This morning Andrea, Daisy and I went with Jerry, Ed and John back to Barry Norris’ house to finish our building plan. The three of us were fairly stressed about the state of our drawing (we had missed a day’s worth of work after not being able to access the house yesterday, so our plan was to get through our work as efficiently as possible). Though, as I’ve learned the past two weeks in Witless Bay, every day is filled with surprises when you’re a folklorist, and plans don’t always end up being what you expect. While this can be nerve-racking when trying to schedule interviews or finish site plans, this constant flux in agenda also quite often leads to unexpected, serendipitous adventures and discoveries.
Instead of heading inside when we arrived to the Norris house our first pit stop was Barry’s stable, the out-building that Daisy will be documenting in the coming days. There we found an eclectic mix of odds and ends, as is usually the case with old barns and sheds in Witless Bay (at least the ones we have been fortunate enough to see thus far).

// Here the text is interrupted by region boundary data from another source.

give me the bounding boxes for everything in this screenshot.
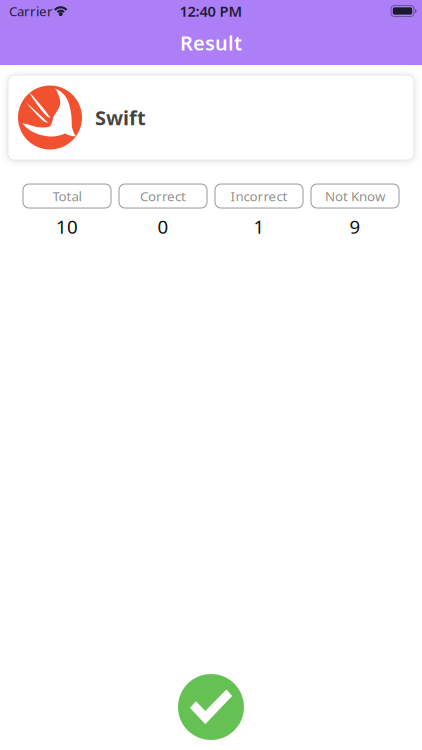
staticText: Not Know [325, 187, 385, 205]
button[interactable]: Done [178, 674, 244, 740]
staticText: 0 [158, 214, 168, 239]
staticText: 9 [350, 214, 360, 239]
staticText: Carrier [9, 2, 53, 20]
staticText: Incorrect [230, 187, 288, 205]
staticText: Correct [140, 187, 186, 205]
staticText: Result [180, 29, 242, 56]
staticText: 10 [56, 214, 78, 239]
staticText: Total [52, 187, 82, 205]
staticText: 12:40 PM [180, 1, 242, 21]
staticText: Swift [95, 104, 146, 131]
staticText: 1 [254, 214, 264, 239]
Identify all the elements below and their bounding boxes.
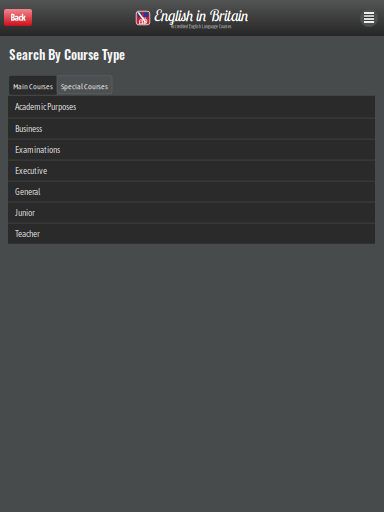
staticText: Accredited English Language Courses xyxy=(171,24,232,29)
staticText: Business xyxy=(15,124,42,134)
staticText: Back xyxy=(10,12,26,23)
button[interactable]: Academic Purposes xyxy=(8,96,375,118)
staticText: Special Courses xyxy=(61,82,108,91)
staticText: General xyxy=(15,187,40,197)
staticText: Main Courses xyxy=(13,82,53,91)
button[interactable]: Special Courses xyxy=(57,76,112,95)
button[interactable]: Junior xyxy=(8,202,375,223)
staticText: Junior xyxy=(15,208,35,218)
button[interactable]: Executive xyxy=(8,160,375,181)
button[interactable]: Business xyxy=(8,118,375,139)
staticText: Examinations xyxy=(15,145,60,155)
button[interactable]: Main Courses xyxy=(9,76,57,95)
staticText: Executive xyxy=(15,166,47,176)
button[interactable]: Back xyxy=(4,10,32,26)
staticText: Teacher xyxy=(15,229,40,239)
button[interactable]: Examinations xyxy=(8,139,375,160)
staticText: English in Britain xyxy=(154,6,248,25)
staticText: eib xyxy=(139,16,148,26)
button[interactable]: Teacher xyxy=(8,223,375,244)
staticText: Search By Course Type xyxy=(9,45,125,64)
staticText: Academic Purposes xyxy=(15,102,76,112)
button[interactable]: Menu xyxy=(359,8,379,28)
button[interactable]: General xyxy=(8,181,375,202)
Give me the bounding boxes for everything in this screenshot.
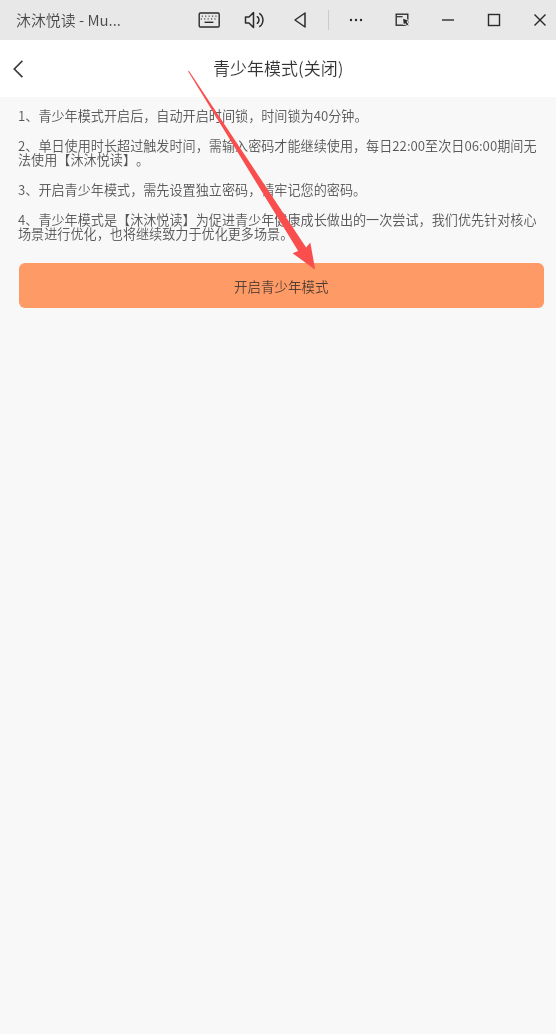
- staticText: 3、开启青少年模式，需先设置独立密码，请牢记您的密码。: [18, 180, 367, 199]
- button[interactable]: Maximize: [471, 0, 517, 40]
- button[interactable]: Back: [277, 0, 323, 40]
- button[interactable]: Volume: [231, 0, 277, 40]
- button[interactable]: Back: [0, 45, 42, 93]
- button[interactable]: Keyboard: [185, 0, 231, 40]
- button[interactable]: Screenshot: [379, 0, 425, 40]
- button[interactable]: Minimize: [425, 0, 471, 40]
- staticText: 沐沐悦读 - Mu...: [16, 9, 121, 31]
- button[interactable]: 开启青少年模式: [19, 263, 544, 308]
- staticText: 1、青少年模式开启后，自动开启时间锁，时间锁为40分钟。: [18, 106, 368, 125]
- staticText: 4、青少年模式是【沐沐悦读】为促进青少年健康成长做出的一次尝试，我们优先针对核心…: [18, 210, 544, 243]
- button[interactable]: Close: [517, 0, 556, 40]
- staticText: 2、单日使用时长超过触发时间，需输入密码才能继续使用，每日22:00至次日06:…: [18, 136, 544, 169]
- staticText: 开启青少年模式: [234, 276, 329, 296]
- staticText: 青少年模式(关闭): [213, 55, 344, 80]
- button[interactable]: More: [333, 0, 379, 40]
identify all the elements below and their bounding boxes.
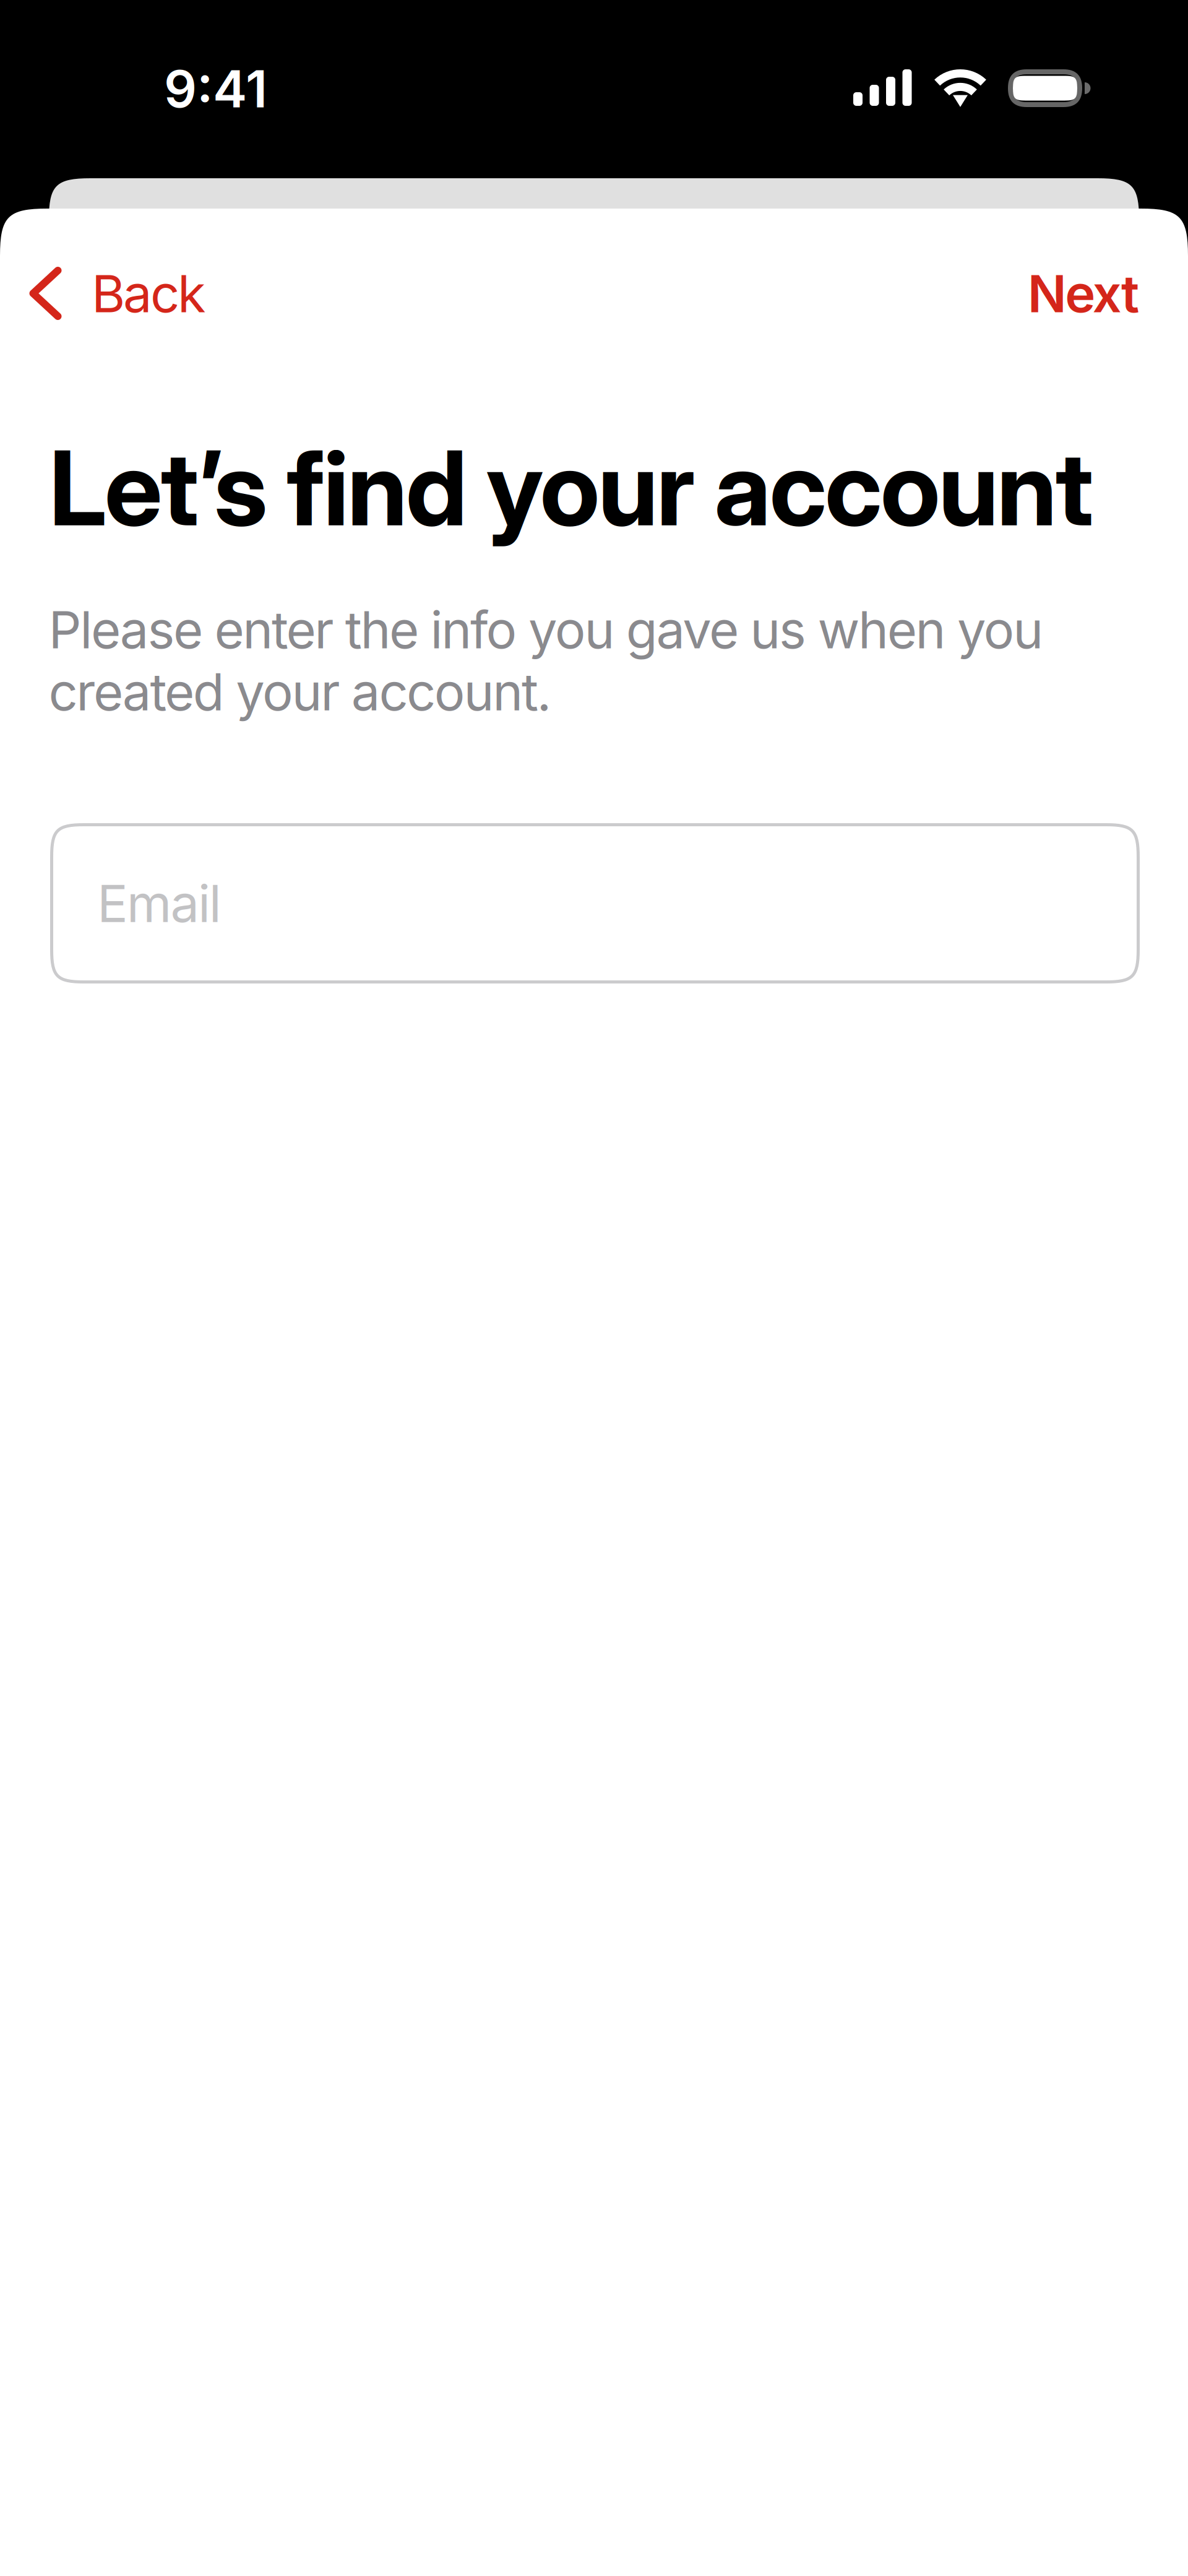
button[interactable]: Back [0, 248, 186, 340]
staticText: Email [97, 872, 221, 934]
button[interactable]: Next [1002, 248, 1188, 340]
staticText: Next [1028, 262, 1139, 325]
staticText: 9:41 [164, 58, 267, 120]
staticText: Back [92, 262, 206, 325]
staticText: Please enter the info you gave us when y… [49, 599, 1043, 723]
button[interactable]: Email [50, 823, 1140, 983]
staticText: Let’s find your account [49, 426, 1093, 550]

There were old wooden boat parts, a giant wooden sleigh, rusty tin tobacco cases and even a miniature plastic snoopy head stuck behind a stud in the wall.
We then went inside the house, but not to draw. We realized that it would be an opportune moment to discuss the history of the house with Barry since we had him there with us. He magically seemed to know this because before we even got the chance to begin asking him our questions he started giving us a background of his family’s house.
Part of our conversation about this history involved sorting through a collection of old family photos and certificates, postcards and maps. The six of us sat on the living room floor with hundreds of images spread out across the rug, while Ed searched about the premises, looking for hidden architectural clues. There were photos of Barry’s grandparents and great grand-parents, aunts and uncles, posters of Witless Bay from years past, and post cards sent from France during World War II. At one point Jerry and I found photographs of Barry’s family in Brooklyn, New York, where many of his relatives lived decades ago. Looking through all of these artifacts and asking questions about them helped us learn so much about Barry’s family and consequently the stories behind his home.
Even though we were initially anxiety-ridden about completing our building plan as soon as possible, we put our worries aside and let the day take us wherever it may, which ended up being the best thing we could have done. One of the greatest lessons I have learned thus far during our field school is that while some things may not work out as planned, they do work out the way they were meant to, eventually.